MKL1 links epigenetic activation of MMP2 to ovarian cancer cell migration and invasion.

Responding to pro-metastatic cues such as low oxygen tension, cancer cells develop several different strategies to facilitate migration and invasion. During this process, expression levels of matrix metalloproteinases (MMPs) are up-regulated so that cancer cells can more easily enter or exit the circulation. In this report we show that message levels of the transcriptional modulator MKL1 were elevated in malignant forms of ovarian cancer tissues in humans when compared to more benign forms accompanying a similar change in MMP2 expression.

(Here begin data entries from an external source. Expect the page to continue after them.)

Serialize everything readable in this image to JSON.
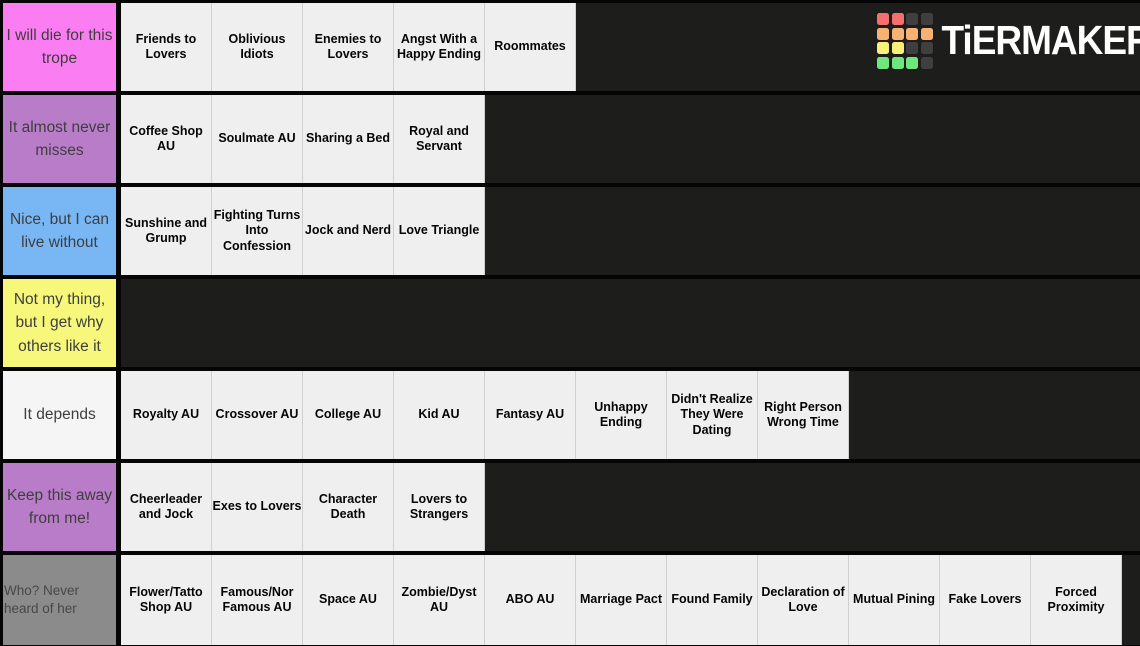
{
  "logo": {
    "text": "TiERMAKER",
    "grid_colors": [
      "#f4706f",
      "#f4706f",
      "#3f3f3f",
      "#3f3f3f",
      "#f6b173",
      "#f6b173",
      "#f6b173",
      "#f6b173",
      "#f8f07b",
      "#f8f07b",
      "#3f3f3f",
      "#3f3f3f",
      "#70e77e",
      "#70e77e",
      "#70e77e",
      "#3f3f3f"
    ]
  },
  "tiers": [
    {
      "label": "I will die for this trope",
      "color": "#fb7df2",
      "items": [
        "Friends to Lovers",
        "Oblivious Idiots",
        "Enemies to Lovers",
        "Angst With a Happy Ending",
        "Roommates"
      ]
    },
    {
      "label": "It almost never misses",
      "color": "#b87cc8",
      "items": [
        "Coffee Shop AU",
        "Soulmate AU",
        "Sharing a Bed",
        "Royal and Servant"
      ]
    },
    {
      "label": "Nice, but I can live without",
      "color": "#78b7f4",
      "items": [
        "Sunshine and Grump",
        "Fighting Turns Into Confession",
        "Jock and Nerd",
        "Love Triangle"
      ]
    },
    {
      "label": "Not my thing, but I get why others like it",
      "color": "#f7f87b",
      "items": []
    },
    {
      "label": "It depends",
      "color": "#f5f5f5",
      "items": [
        "Royalty AU",
        "Crossover AU",
        "College AU",
        "Kid AU",
        "Fantasy AU",
        "Unhappy Ending",
        "Didn't Realize They Were Dating",
        "Right Person Wrong Time"
      ]
    },
    {
      "label": "Keep this away from me!",
      "color": "#b87cc8",
      "items": [
        "Cheerleader and Jock",
        "Exes to Lovers",
        "Character Death",
        "Lovers to Strangers"
      ]
    },
    {
      "label": "Who? Never heard of her",
      "color": "#8b8b8b",
      "items": [
        "Flower/Tatto Shop AU",
        "Famous/Nor Famous AU",
        "Space AU",
        "Zombie/Dyst AU",
        "ABO AU",
        "Marriage Pact",
        "Found Family",
        "Declaration of Love",
        "Mutual Pining",
        "Fake Lovers",
        "Forced Proximity"
      ]
    }
  ]
}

MKL1 silencing blocked hypoxia-induced migration and invasion of ovarian cancer cells (SKOV-3) in vitro. Over-expression of MKL1 activated while MKL1 depletion repressed MMP2 transcription in SKOV-3 cells. MKL1 was recruited to the MMP2 promoter by NF-κB in response to hypoxia. Mechanistically, MKL1 recruited a histone methyltransferase, SET1, and a chromatin remodeling protein, BRG1, and coordinated their interaction to alter the chromatin structure surrounding the MMP2 promoter leading to transcriptional activation. Both BRG1 and SET1 were essential for hypoxia-induced MMP2 trans-activation. Finally, expression levels of SET1 and BRG1 were positively correlated with ovarian cancer malignancies in humans. Together, our data suggest that MKL1 promotes ovarian cancer cell migration and invasion by epigenetically activating MMP2 transcription.